On this blog I have talked to a lot of women publicly or privately about relationships they have had. It’s fascinating to me the stories. I love hearing them. I learn things and ask questions. The one thing that continues to come up when I ask “Are you happy?” is maybe. The women say they have been married or together for so many years, the kids, the money, family obligation. All of it is an excuse to stay. If I get the sense that someone is explaining why they stay instead of commenting on the love I tell them to leave. Some women get pissed. The conversation ends, I don’t hear from them for a few days and then they contact me again. I made them think about it. Sometimes you need to piss people off in order to see if they fight to stay or fight to find a reason to stay.
Being committed in a relationship is a big promise to stay with that person. But…
Its not the end of your happiness or a chain you feel you are stuck with. If you get to the point you wake up and have no idea why you are there, get things started, make a plan and go. You are free. I’m giving you permission to leave your relationship, if that’s what you want. So many of your friends and family will tell you to do what? “Work it out.” Am I right? Why? They say that because they have seen you happy before. They have bought a ticket to your fake everything is fine show. You did that. And I bet you got very good at it.
You are wasting your time. I’m serious. Do you want to stay in the routine you created? I just typed the word created and my iPhone changed it to cram water Lol Sorry but that made me laugh. Back to my point. If you have given your 20s and 30s to a man that no longer thinks you hung the moon, and has turned you into What’s for supper lady, time to go. Because what’s for supper lady is dying inside. She feels alone and depressed. Sure she can fill a day with work and errands. She gets home to even more work and cleaning up. And what is her reward? To crawl into bed and get a shoulder tap for sex with someone she gives into to not deal with the complaining.

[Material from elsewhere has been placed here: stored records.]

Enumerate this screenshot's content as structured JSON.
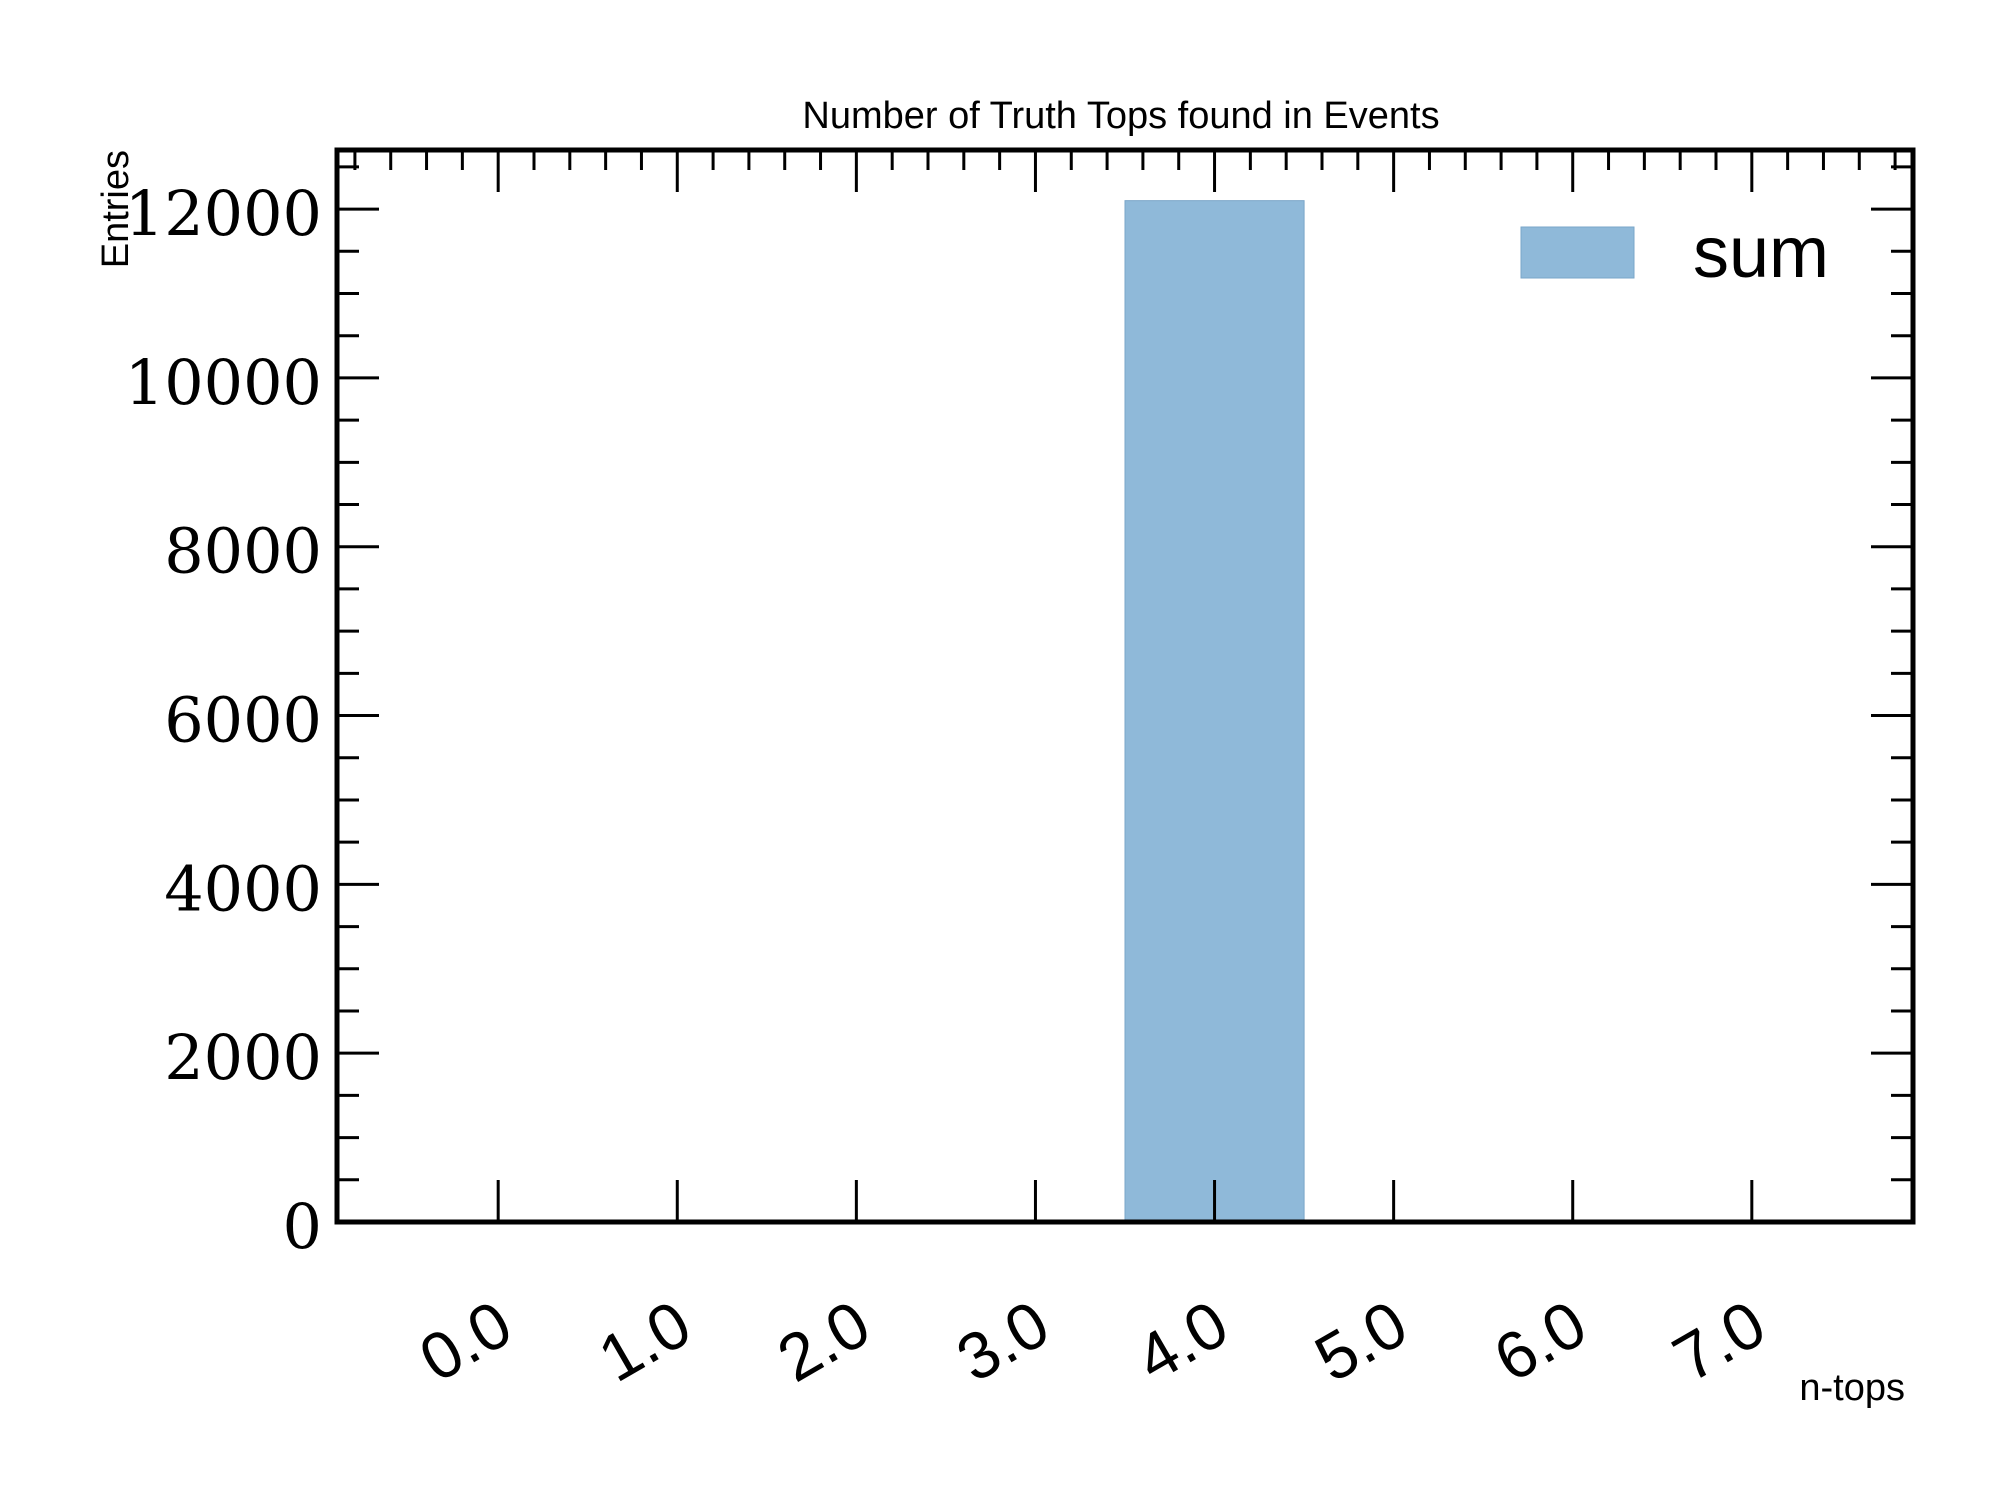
{
  "chart_data": {
    "type": "bar",
    "title": "Number of Truth Tops found in Events",
    "xlabel": "n-tops",
    "ylabel": "Entries",
    "categories": [
      "0.0",
      "1.0",
      "2.0",
      "3.0",
      "4.0",
      "5.0",
      "6.0",
      "7.0"
    ],
    "x_ticks": [
      0,
      1,
      2,
      3,
      4,
      5,
      6,
      7
    ],
    "xlim": [
      -0.9,
      7.9
    ],
    "ylim": [
      0,
      12700
    ],
    "y_ticks": [
      0,
      2000,
      4000,
      6000,
      8000,
      10000,
      12000
    ],
    "y_tick_labels": [
      "0",
      "2000",
      "4000",
      "6000",
      "8000",
      "10000",
      "12000"
    ],
    "bins": [
      {
        "low": 3.5,
        "high": 4.5,
        "value": 12100
      }
    ],
    "series": [
      {
        "name": "sum",
        "color": "#8fb9d9",
        "values": [
          0,
          0,
          0,
          0,
          12100,
          0,
          0,
          0
        ]
      }
    ],
    "legend": {
      "position": "top-right",
      "entries": [
        "sum"
      ]
    },
    "grid": false
  }
}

Guess what? That’s no longer a marriage that’s a drain. You are wasting your entire life doing things for everyone but yourself. Sure you tried to stick it out. You tried over and over and over to talk to them about your feelings. Maybe talking has turned into fighting. Couples that love each other fight. That’s normal. But not everyday. And the fight only lasts a few hours because they can’t stay mad.
I once got into such a huge fight with my girlfriend I left the house. I took a drive, cooled off and came back. I walked in hoping for an apology or maybe just looking at her would make me not stay mad. As soon as I came in she threw a shoe at me which made me start laughing then she started crying. I hugged her we both laughed and she smacked my chest and called me an Asshole. We got over it. Can’t even remember what the fight was about. We loved each other enough to let it go.
If you are at the point of your relationship that you don’t even recognize yourself anymore, leave. Make a plan, get things together and go. Let me wave my hand above your head, make a public announcement!
You do not have to stay in a relationship that no longer fulfills your life.
Better? Got you thinking at least. I know that happiness has to be achieved everyday. I know that loving someone and being in love with someone is two completely separate things. If you aren’t laughing together, hugging and kissing on each other. If he no longer does stupid guy things just to impress you or he isn’t charming in front of your friends anymore, most likely he is also wanting out but is too afraid to have that talk.
You aren’t dead, ladies. You found that guy, you can go find another. It’s really not hard meeting new people these days. Break the cycle for others around you. If you don’t leave, you will regret it in a few years.